Moacir explica que, por aqui, o português seguiu a viagem pela região de Corumbá. “Nós não temos só 47 anos, essa é uma data simplesmente política. Nossa história é de 500 anos”, defende.

Moacir integra o Instituto Histórico e Geográfico de Mato Grosso do Sul. (Foto: Arquivo pessoal)
Moacir integra o Instituto Histórico e Geográfico de Mato Grosso do Sul. (Foto: Arquivo pessoal)

Sobre suas pesquisas, ele narra que encontrou livros publicados em Portugal como “Aleixo Garcia: o descobridor do Paraguai e Bolívia”, além de outros editados no Brasil.

“Essa não é uma história inventada, é uma história que estava escondida de maneira árida nos livros e em alguns tratados. Agora ela emerge.
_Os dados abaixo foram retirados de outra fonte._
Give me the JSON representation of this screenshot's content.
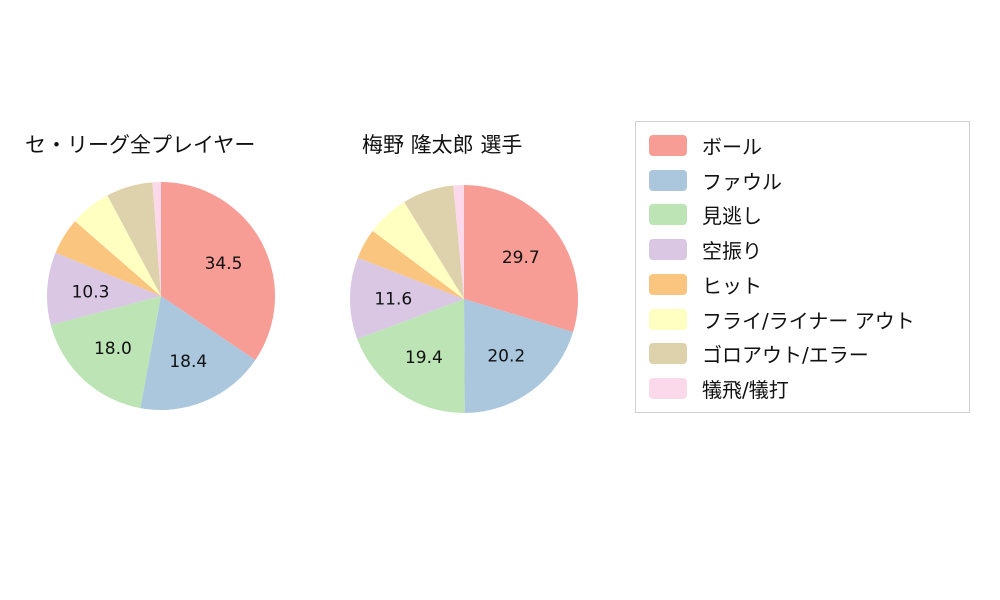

Juntamos um time com pessoas importantes como o professor Gilson Roberto Martins que é arqueólogo e possui vários livros lançados, Rodrigo Teixeira e Carlos Vera”, relata o músico.

Com essa defesa em mente, Moacir pontua que o objetivo é reforçar a importância histórica de Mato Grosso do Sul para o desenvolvimento do País. “O objetivo desse projeto é continuar fazendo uma obra que sempre fiz, que é da história, poesia e música. Nós não somos uma coisa pequena, não somos o irmão mais novo da federação. Somos um estado representativo na história”.

Completando a ideia, ele pontua que vê o Estado como um ponto estratégico vinculando os caminhos que eram feitos pelos colonizadores. “Queremos ver Mato Grosso do Sul como um berço, precisamos contar essa história e ter orgulho do nosso Estado”.

Agora, com uma música já produzida e outras em finalização, Moacir explica que o grupo está criando também um livro ilustrado para contar sobre a relação entre Aleixo Garcia e Mato Grosso do Sul. Além disso, o objetivo é percorrer cidades e universidades com discussões sobre o tema.